InvestorsHub Logo
Post# of 1382
Next 10
Followers 19
Posts 4455
Boards Moderated 0
Alias Born 03/27/2001

Re: None

Wednesday, 12/17/2003 9:08:11 PM

Wednesday, December 17, 2003 9:08:11 PM

Post# of 1382
Video compression's quantum leap
By Didier LeGall, LSI Logic -- 12/11/2003
EDN


As video goes digital, content producers, distributors, and users are all demanding ever-higher quality and ever-larger display screens--in other words, more megapixels per second. Consider a typical TV-broadcast video stream characterized by 24-bit color and 720×480-pixel resolution refreshing at 30 frames/sec. Uncompressed, it would require a bandwidth of greater than 248 Mbps. High-definition TV requires five times the bandwidth of standard-definition TV. Because the carrying capacity of most communication channels cannot keep up with pixel demand, video compression has been the only option, particularly in the high-definition era.

For more than a decade, standards from the ISO MPEG (International Standards Organization Moving Picture Experts Group) and the ITU-T (International Telecommunications Union Telecommunications Committee) have successfully addressed the demand for high compression ratios.

MPEG-2 has been the most successful to date, achieving mass-market acceptance in applications such as DVD players, cable- and satellite-digital TV, and set-top boxes.

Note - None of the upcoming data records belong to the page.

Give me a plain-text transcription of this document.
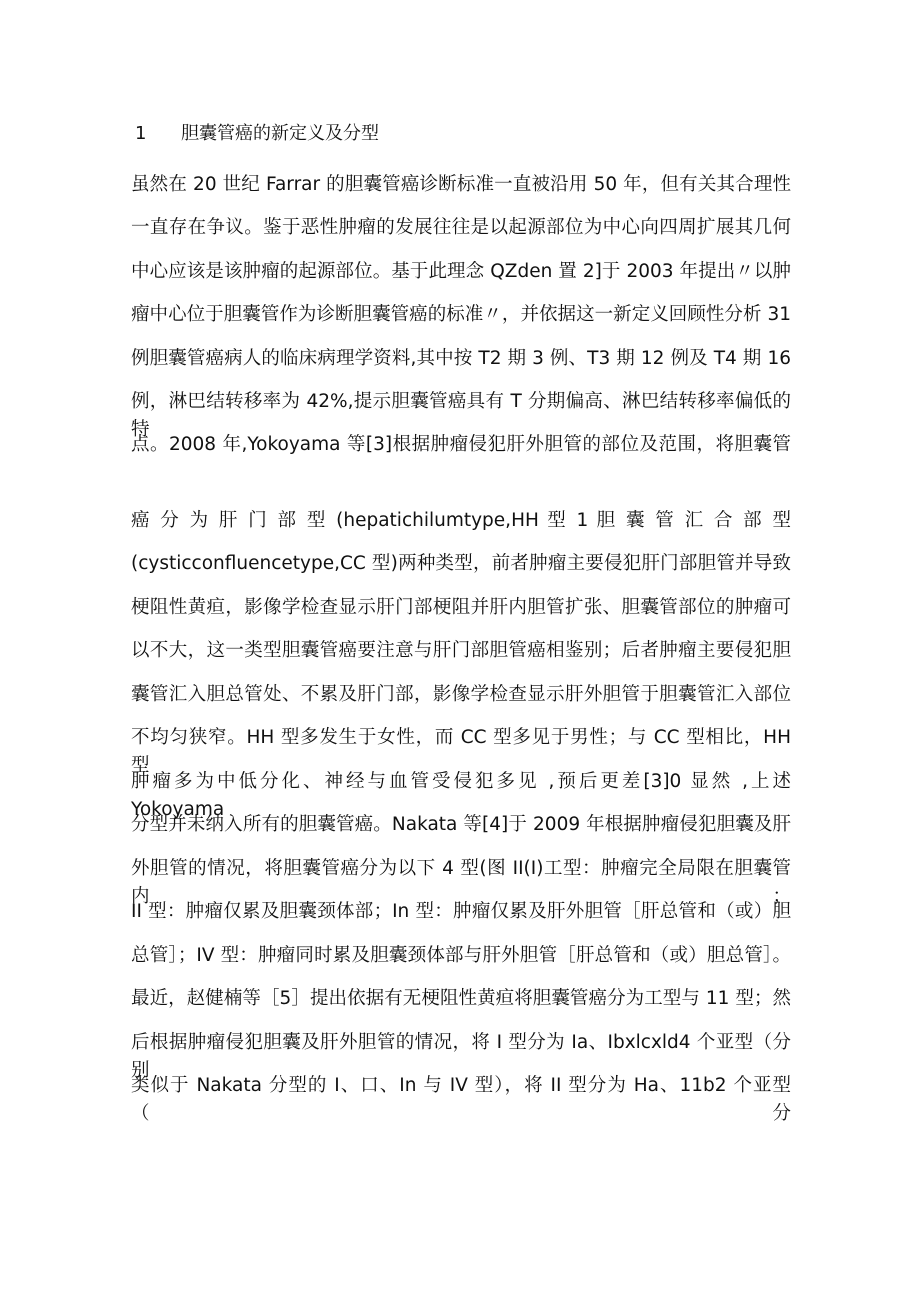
1 胆囊管癌的新定义及分型
虽然在 20 世纪 Farrar 的胆囊管癌诊断标准一直被沿用 50 年，但有关其合理性
一直存在争议。鉴于恶性肿瘤的发展往往是以起源部位为中心向四周扩展其几何
中心应该是该肿瘤的起源部位。基于此理念 QZden 置 2]于 2003 年提出〃以肿
瘤中心位于胆囊管作为诊断胆囊管癌的标准〃，并依据这一新定义回顾性分析 31
例胆囊管癌病人的临床病理学资料,其中按 T2 期 3 例、T3 期 12 例及 T4 期 16
例，淋巴结转移率为 42%,提示胆囊管癌具有 T 分期偏高、淋巴结转移率偏低的特
点。2008 年,Yokoyama 等[3]根据肿瘤侵犯肝外胆管的部位及范围，将胆囊管
癌 分 为 肝 门 部 型 (hepatichilumtype,HH 型 1 胆 囊 管 汇 合 部 型
(cysticconfluencetype,CC 型)两种类型，前者肿瘤主要侵犯肝门部胆管并导致
梗阻性黄疸，影像学检查显示肝门部梗阻并肝内胆管扩张、胆囊管部位的肿瘤可
以不大，这一类型胆囊管癌要注意与肝门部胆管癌相鉴别；后者肿瘤主要侵犯胆
囊管汇入胆总管处、不累及肝门部，影像学检查显示肝外胆管于胆囊管汇入部位
不均匀狭窄。HH 型多发生于女性，而 CC 型多见于男性；与 CC 型相比，HH 型
肿瘤多为中低分化、神经与血管受侵犯多见 ,预后更差[3]0 显然 ,上述 Yokoyama
分型并未纳入所有的胆囊管癌。Nakata 等[4]于 2009 年根据肿瘤侵犯胆囊及肝
外胆管的情况，将胆囊管癌分为以下 4 型(图 II(I)工型：肿瘤完全局限在胆囊管内；
II 型：肿瘤仅累及胆囊颈体部；In 型：肿瘤仅累及肝外胆管［肝总管和（或）胆
总管］；IV 型：肿瘤同时累及胆囊颈体部与肝外胆管［肝总管和（或）胆总管］。
最近，赵健楠等［5］提出依据有无梗阻性黄疸将胆囊管癌分为工型与 11 型；然
后根据肿瘤侵犯胆囊及肝外胆管的情况，将 I 型分为 Ia、Ibxlcxld4 个亚型（分别
类似于 Nakata 分型的 I、口、In 与 IV 型），将 II 型分为 Ha、11b2 个亚型（分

However, operators are continuously reducing the operating point, affecting image quality, and consumers are becoming increasingly aware of compression artifacts, such as blocking, ringing, and drifting. More recently, MPEG and ITU have developed MPEG-4 (Advanced Simple Profile) and H.263, respectively, but in the face of new market demands, they are ready for a successor.

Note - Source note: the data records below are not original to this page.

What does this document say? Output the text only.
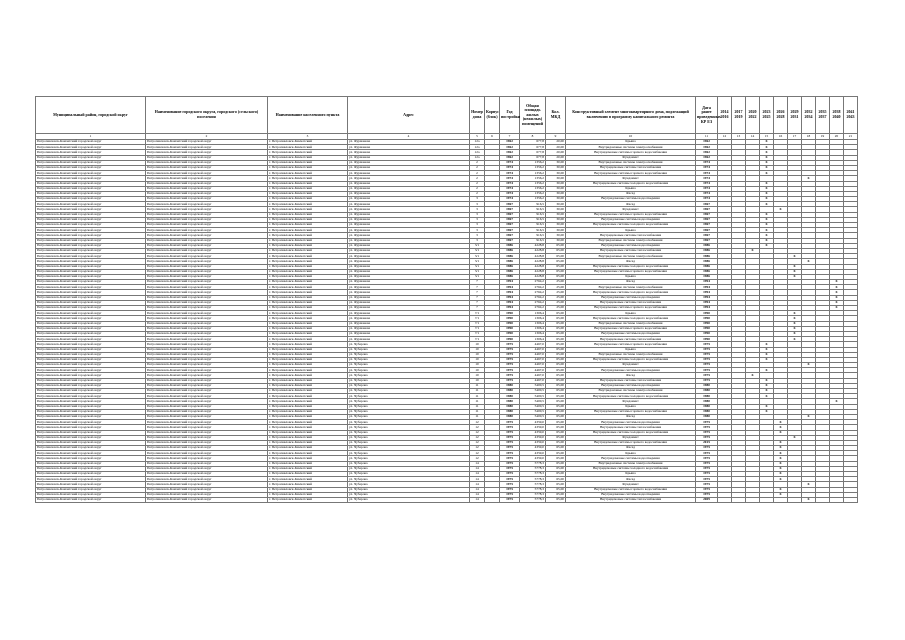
Муниципальный район, городской округ	Наименование городского округа, городского (сельского) поселения	Наименование населенного пункта	Адрес	Номер дома	Корпус (блок)	Год постройки	Общая площадь жилых (нежилых) помещений	Кол. МКД	Конструктивный элемент многоквартирного дома, подлежащий включению в программу капитального ремонта	Дата ранее проведенных КР ЕЗ	2014 2016	2017 2019	2020 2022	2023 2025	2026 2028	2029 2031	2032 2034	2035 2037	2038 2040	2041 2043
1	2	3	4	5	6	7	8	9	10	11	12	13	14	15	16	17	18	19	20	21
Петропавловск-Камчатский городской округ	Петропавловск-Камчатский городской округ	г. Петропавловск-Камчатский	ул. Фурманова	12а		1962	677,8	20,00	Крыша	1962				X						
Петропавловск-Камчатский городской округ	Петропавловск-Камчатский городской округ	г. Петропавловск-Камчатский	ул. Фурманова	12а		1962	677,8	20,00	Внутридомовые системы электроснабжения	1962				X						
Петропавловск-Камчатский городской округ	Петропавловск-Камчатский городской округ	г. Петропавловск-Камчатский	ул. Фурманова	12а		1962	677,8	20,00	Внутридомовые системы горячего водоснабжения	1962				X						
Петропавловск-Камчатский городской округ	Петропавловск-Камчатский городской округ	г. Петропавловск-Камчатский	ул. Фурманова	12а		1962	677,8	20,00	Фундамент	1962				X						
Петропавловск-Камчатский городской округ	Петропавловск-Камчатский городской округ	г. Петропавловск-Камчатский	ул. Фурманова	2		1974	1356,2	30,00	Внутридомовые системы электроснабжения	1974				X						
Петропавловск-Камчатский городской округ	Петропавловск-Камчатский городской округ	г. Петропавловск-Камчатский	ул. Фурманова	2		1974	1356,2	30,00	Внутридомовые системы теплоснабжения	1974				X						
Петропавловск-Камчатский городской округ	Петропавловск-Камчатский городской округ	г. Петропавловск-Камчатский	ул. Фурманова	2		1974	1356,2	30,00	Внутридомовые системы горячего водоснабжения	1974				X						
Петропавловск-Камчатский городской округ	Петропавловск-Камчатский городской округ	г. Петропавловск-Камчатский	ул. Фурманова	2		1974	1356,2	30,00	Фундамент	1974							X			
Петропавловск-Камчатский городской округ	Петропавловск-Камчатский городской округ	г. Петропавловск-Камчатский	ул. Фурманова	2		1974	1356,2	30,00	Внутридомовые системы холодного водоснабжения	1974				X						
Петропавловск-Камчатский городской округ	Петропавловск-Камчатский городской округ	г. Петропавловск-Камчатский	ул. Фурманова	2		1974	1356,2	30,00	Крыша	1974				X						
Петропавловск-Камчатский городской округ	Петропавловск-Камчатский городской округ	г. Петропавловск-Камчатский	ул. Фурманова	2		1974	1356,2	30,00	Фасад	1974				X						
Петропавловск-Камчатский городской округ	Петропавловск-Камчатский городской округ	г. Петропавловск-Камчатский	ул. Фурманова	3		1974	1356,2	30,00	Внутридомовые системы водоотведения	1974				X						
Петропавловск-Камчатский городской округ	Петропавловск-Камчатский городской округ	г. Петропавловск-Камчатский	ул. Фурманова	3		1967	916,5	30,00	Фасад	1967				X						
Петропавловск-Камчатский городской округ	Петропавловск-Камчатский городской округ	г. Петропавловск-Камчатский	ул. Фурманова	3		1967	916,5	30,00	Фундамент	1967					X					
Петропавловск-Камчатский городской округ	Петропавловск-Камчатский городской округ	г. Петропавловск-Камчатский	ул. Фурманова	3		1967	916,5	30,00	Внутридомовые системы горячего водоснабжения	1967				X						
Петропавловск-Камчатский городской округ	Петропавловск-Камчатский городской округ	г. Петропавловск-Камчатский	ул. Фурманова	3		1967	916,5	30,00	Внутридомовые системы водоотведения	1967				X						
Петропавловск-Камчатский городской округ	Петропавловск-Камчатский городской округ	г. Петропавловск-Камчатский	ул. Фурманова	3		1967	916,5	30,00	Внутридомовые системы холодного водоснабжения	1967				X						
Петропавловск-Камчатский городской округ	Петропавловск-Камчатский городской округ	г. Петропавловск-Камчатский	ул. Фурманова	3		1967	916,5	30,00	Крыша	1967				X						
Петропавловск-Камчатский городской округ	Петропавловск-Камчатский городской округ	г. Петропавловск-Камчатский	ул. Фурманова	3		1967	916,5	30,00	Внутридомовые системы теплоснабжения	1967				X						
Петропавловск-Камчатский городской округ	Петропавловск-Камчатский городской округ	г. Петропавловск-Камчатский	ул. Фурманова	3		1967	916,5	30,00	Внутридомовые системы электроснабжения	1967				X						
Петропавловск-Камчатский городской округ	Петропавловск-Камчатский городской округ	г. Петропавловск-Камчатский	ул. Фурманова	3/1		1986	4228,8	65,00	Внутридомовые системы водоотведения	1986				X						
Петропавловск-Камчатский городской округ	Петропавловск-Камчатский городской округ	г. Петропавловск-Камчатский	ул. Фурманова	3/1		1986	4228,8	65,00	Внутридомовые системы теплоснабжения	1986			X							
Петропавловск-Камчатский городской округ	Петропавловск-Камчатский городской округ	г. Петропавловск-Камчатский	ул. Фурманова	3/1		1986	4228,8	65,00	Внутридомовые системы электроснабжения	1986						X				
Петропавловск-Камчатский городской округ	Петропавловск-Камчатский городской округ	г. Петропавловск-Камчатский	ул. Фурманова	3/1		1986	4228,8	65,00	Фасад	1986							X			
Петропавловск-Камчатский городской округ	Петропавловск-Камчатский городской округ	г. Петропавловск-Камчатский	ул. Фурманова	3/1		1986	4228,8	65,00	Внутридомовые системы холодного водоснабжения	1986						X				
Петропавловск-Камчатский городской округ	Петропавловск-Камчатский городской округ	г. Петропавловск-Камчатский	ул. Фурманова	3/1		1986	4228,8	65,00	Внутридомовые системы горячего водоснабжения	1986						X				
Петропавловск-Камчатский городской округ	Петропавловск-Камчатский городской округ	г. Петропавловск-Камчатский	ул. Фурманова	3/1		1986	4228,8	65,00	Крыша	1986						X				
Петропавловск-Камчатский городской округ	Петропавловск-Камчатский городской округ	г. Петропавловск-Камчатский	ул. Фурманова	7		1994	2764,2	25,00	Фасад	1994									X	
Петропавловск-Камчатский городской округ	Петропавловск-Камчатский городской округ	г. Петропавловск-Камчатский	ул. Фурманова	7		1994	2764,2	25,00	Внутридомовые системы электроснабжения	1994									X	
Петропавловск-Камчатский городской округ	Петропавловск-Камчатский городской округ	г. Петропавловск-Камчатский	ул. Фурманова	7		1994	2764,2	25,00	Внутридомовые системы холодного водоснабжения	1994									X	
Петропавловск-Камчатский городской округ	Петропавловск-Камчатский городской округ	г. Петропавловск-Камчатский	ул. Фурманова	7		1994	2764,2	25,00	Внутридомовые системы водоотведения	1994									X	
Петропавловск-Камчатский городской округ	Петропавловск-Камчатский городской округ	г. Петропавловск-Камчатский	ул. Фурманова	7		1994	2764,2	25,00	Внутридомовые системы теплоснабжения	1994									X	
Петропавловск-Камчатский городской округ	Петропавловск-Камчатский городской округ	г. Петропавловск-Камчатский	ул. Фурманова	7		1994	2764,2	25,00	Внутридомовые системы горячего водоснабжения	1994									X	
Петропавловск-Камчатский городской округ	Петропавловск-Камчатский городской округ	г. Петропавловск-Камчатский	ул. Фурманова	7/1		1990	1306,4	65,00	Крыша	1990						X				
Петропавловск-Камчатский городской округ	Петропавловск-Камчатский городской округ	г. Петропавловск-Камчатский	ул. Фурманова	7/1		1990	1306,4	65,00	Внутридомовые системы холодного водоснабжения	1990						X				
Петропавловск-Камчатский городской округ	Петропавловск-Камчатский городской округ	г. Петропавловск-Камчатский	ул. Фурманова	7/1		1990	1306,4	65,00	Внутридомовые системы электроснабжения	1990						X				
Петропавловск-Камчатский городской округ	Петропавловск-Камчатский городской округ	г. Петропавловск-Камчатский	ул. Фурманова	7/1		1990	1306,4	65,00	Внутридомовые системы горячего водоснабжения	1990						X				
Петропавловск-Камчатский городской округ	Петропавловск-Камчатский городской округ	г. Петропавловск-Камчатский	ул. Фурманова	7/1		1990	1306,4	65,00	Внутридомовые системы водоотведения	1990						X				
Петропавловск-Камчатский городской округ	Петропавловск-Камчатский городской округ	г. Петропавловск-Камчатский	ул. Фурманова	7/1		1990	1306,4	65,00	Внутридомовые системы теплоснабжения	1990						X				
Петропавловск-Камчатский городской округ	Петропавловск-Камчатский городской округ	г. Петропавловск-Камчатский	ул. Чубарова	10		1975	4467,0	65,00	Внутридомовые системы горячего водоснабжения	1975				X						
Петропавловск-Камчатский городской округ	Петропавловск-Камчатский городской округ	г. Петропавловск-Камчатский	ул. Чубарова	10		1975	4467,0	65,00	Крыша	1975				X						
Петропавловск-Камчатский городской округ	Петропавловск-Камчатский городской округ	г. Петропавловск-Камчатский	ул. Чубарова	10		1975	4467,0	65,00	Внутридомовые системы электроснабжения	1975				X						
Петропавловск-Камчатский городской округ	Петропавловск-Камчатский городской округ	г. Петропавловск-Камчатский	ул. Чубарова	10		1975	4467,0	65,00	Внутридомовые системы холодного водоснабжения	1975				X						
Петропавловск-Камчатский городской округ	Петропавловск-Камчатский городской округ	г. Петропавловск-Камчатский	ул. Чубарова	10		1975	4467,0	65,00	Фундамент	1975							X			
Петропавловск-Камчатский городской округ	Петропавловск-Камчатский городской округ	г. Петропавловск-Камчатский	ул. Чубарова	10		1975	4467,0	65,00	Внутридомовые системы водоотведения	1975				X						
Петропавловск-Камчатский городской округ	Петропавловск-Камчатский городской округ	г. Петропавловск-Камчатский	ул. Чубарова	10		1975	4467,0	65,00	Фасад	1975			X							
Петропавловск-Камчатский городской округ	Петропавловск-Камчатский городской округ	г. Петропавловск-Камчатский	ул. Чубарова	10		1975	4467,0	65,00	Внутридомовые системы теплоснабжения	1975				X						
Петропавловск-Камчатский городской округ	Петропавловск-Камчатский городской округ	г. Петропавловск-Камчатский	ул. Чубарова	11		1980	5400,5	65,00	Внутридомовые системы водоотведения	1980				X						
Петропавловск-Камчатский городской округ	Петропавловск-Камчатский городской округ	г. Петропавловск-Камчатский	ул. Чубарова	11		1980	5400,5	65,00	Внутридомовые системы электроснабжения	1980				X						
Петропавловск-Камчатский городской округ	Петропавловск-Камчатский городской округ	г. Петропавловск-Камчатский	ул. Чубарова	11		1980	5400,5	65,00	Внутридомовые системы холодного водоснабжения	1980				X						
Петропавловск-Камчатский городской округ	Петропавловск-Камчатский городской округ	г. Петропавловск-Камчатский	ул. Чубарова	11		1980	5400,5	65,00	Фундамент	1980									X	
Петропавловск-Камчатский городской округ	Петропавловск-Камчатский городской округ	г. Петропавловск-Камчатский	ул. Чубарова	11		1980	5400,5	65,00	Крыша	1980				X						
Петропавловск-Камчатский городской округ	Петропавловск-Камчатский городской округ	г. Петропавловск-Камчатский	ул. Чубарова	11		1980	5400,5	65,00	Внутридомовые системы горячего водоснабжения	1980				X						
Петропавловск-Камчатский городской округ	Петропавловск-Камчатский городской округ	г. Петропавловск-Камчатский	ул. Чубарова	11		1980	5400,5	65,00	Фасад	1980							X			
Петропавловск-Камчатский городской округ	Петропавловск-Камчатский городской округ	г. Петропавловск-Камчатский	ул. Чубарова	12		1975	4359,0	65,00	Внутридомовые системы водоотведения	1975					X					
Петропавловск-Камчатский городской округ	Петропавловск-Камчатский городской округ	г. Петропавловск-Камчатский	ул. Чубарова	12		1975	4359,0	65,00	Внутридомовые системы теплоснабжения	1975					X					
Петропавловск-Камчатский городской округ	Петропавловск-Камчатский городской округ	г. Петропавловск-Камчатский	ул. Чубарова	12		1975	4359,0	65,00	Внутридомовые системы холодного водоснабжения	1975					X					
Петропавловск-Камчатский городской округ	Петропавловск-Камчатский городской округ	г. Петропавловск-Камчатский	ул. Чубарова	12		1975	4359,0	65,00	Фундамент	1975						X				
Петропавловск-Камчатский городской округ	Петропавловск-Камчатский городской округ	г. Петропавловск-Камчатский	ул. Чубарова	12		1975	4359,0	65,00	Внутридомовые системы горячего водоснабжения	2015					X					
Петропавловск-Камчатский городской округ	Петропавловск-Камчатский городской округ	г. Петропавловск-Камчатский	ул. Чубарова	12		1975	4359,0	65,00	Фасад	1975					X					
Петропавловск-Камчатский городской округ	Петропавловск-Камчатский городской округ	г. Петропавловск-Камчатский	ул. Чубарова	12		1975	4359,0	65,00	Крыша	1975					X					
Петропавловск-Камчатский городской округ	Петропавловск-Камчатский городской округ	г. Петропавловск-Камчатский	ул. Чубарова	12		1975	4359,0	65,00	Внутридомовые системы водоотведения	1975					X					
Петропавловск-Камчатский городской округ	Петропавловск-Камчатский городской округ	г. Петропавловск-Камчатский	ул. Чубарова	14		1975	5778,3	65,00	Внутридомовые системы электроснабжения	1975					X					
Петропавловск-Камчатский городской округ	Петропавловск-Камчатский городской округ	г. Петропавловск-Камчатский	ул. Чубарова	14		1975	5778,3	65,00	Внутридомовые системы холодного водоснабжения	1975					X					
Петропавловск-Камчатский городской округ	Петропавловск-Камчатский городской округ	г. Петропавловск-Камчатский	ул. Чубарова	14		1975	5778,3	65,00	Крыша	1975					X					
Петропавловск-Камчатский городской округ	Петропавловск-Камчатский городской округ	г. Петропавловск-Камчатский	ул. Чубарова	14		1975	5778,3	65,00	Фасад	1975					X					
Петропавловск-Камчатский городской округ	Петропавловск-Камчатский городской округ	г. Петропавловск-Камчатский	ул. Чубарова	14		1975	5778,3	65,00	Фундамент	1975							X			
Петропавловск-Камчатский городской округ	Петропавловск-Камчатский городской округ	г. Петропавловск-Камчатский	ул. Чубарова	14		1975	5778,3	65,00	Внутридомовые системы горячего водоснабжения	1975					X					
Петропавловск-Камчатский городской округ	Петропавловск-Камчатский городской округ	г. Петропавловск-Камчатский	ул. Чубарова	14		1975	5778,3	65,00	Внутридомовые системы водоотведения	1975					X					
Петропавловск-Камчатский городской округ	Петропавловск-Камчатский городской округ	г. Петропавловск-Камчатский	ул. Чубарова	14		1975	5778,3	65,00	Внутридомовые системы теплоснабжения	2009							X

HDTV (high-definition TV) and video over IP (Internet Protocol) using an ADSL (asymmetrical-digital-subscriber-line) connection represent a set of bandwidth-hungry terrestrial-broadcast and wired applications. In the broadcast world, the cost of satellite transmission is increasing. It is becoming increasingly evident that two-times-better compression than MPEG-2 is the most cost-effective way to provide a sufficient number of local channels and to transmit HDTV. The same arguments are true for cable and even more imperative in Internet-content distribution.


By all accounts, the HD-DVD will take over where DVD leaves off and start a multibillion-dollar market for players as long as video-compression technology keeps pace with bandwidth demands. Meanwhile, IEEE 802.11e WLAN (wireless-LAN) "hot spots" and in-home wireless networks, in which multiple users share bandwidth, present an even more daunting engineering challenge. Engineers will meet that challenge when they adopt an ITU-T- and ISO MPEG-approved standard. H.264/MPEG-4 AVC (Advanced Video Coding) will deliver a twofold improvement in compression ratio and improved quality. As such, it represents the most significant improvement in coding efficiency and quality since MPEG-2/H.262 (Reference 1).

Compression basics
Compression essentially identifies and eliminates redundancies in a signal and provides instructions for reconstituting the bit stream into a picture when the bits are uncompressed. The basic types of redundancy are spatial, temporal, psycho-visual, and statistical. "Spatial redundancy" refers to the correlation between neighboring pixels in, for example, a flat background. "Temporal redundancy" refers to the correlation of a pixel's position between video frames. Typically, the background of a scene remains static in the absence of camera movement, so that you need not code and decode those pixels for every frame. Psycho-visual redundancy takes advantage of the varying sensitivities of the human visual system. The human eye is much more discriminating regarding changes in luminance than chrominance, for example, so a system with this feature can discard some color-depth information, and viewers do not recognize the difference. Statistical redundancy uses a more compact representation for elements that frequently recur in a video, thus reducing the overall size of the compressed signal.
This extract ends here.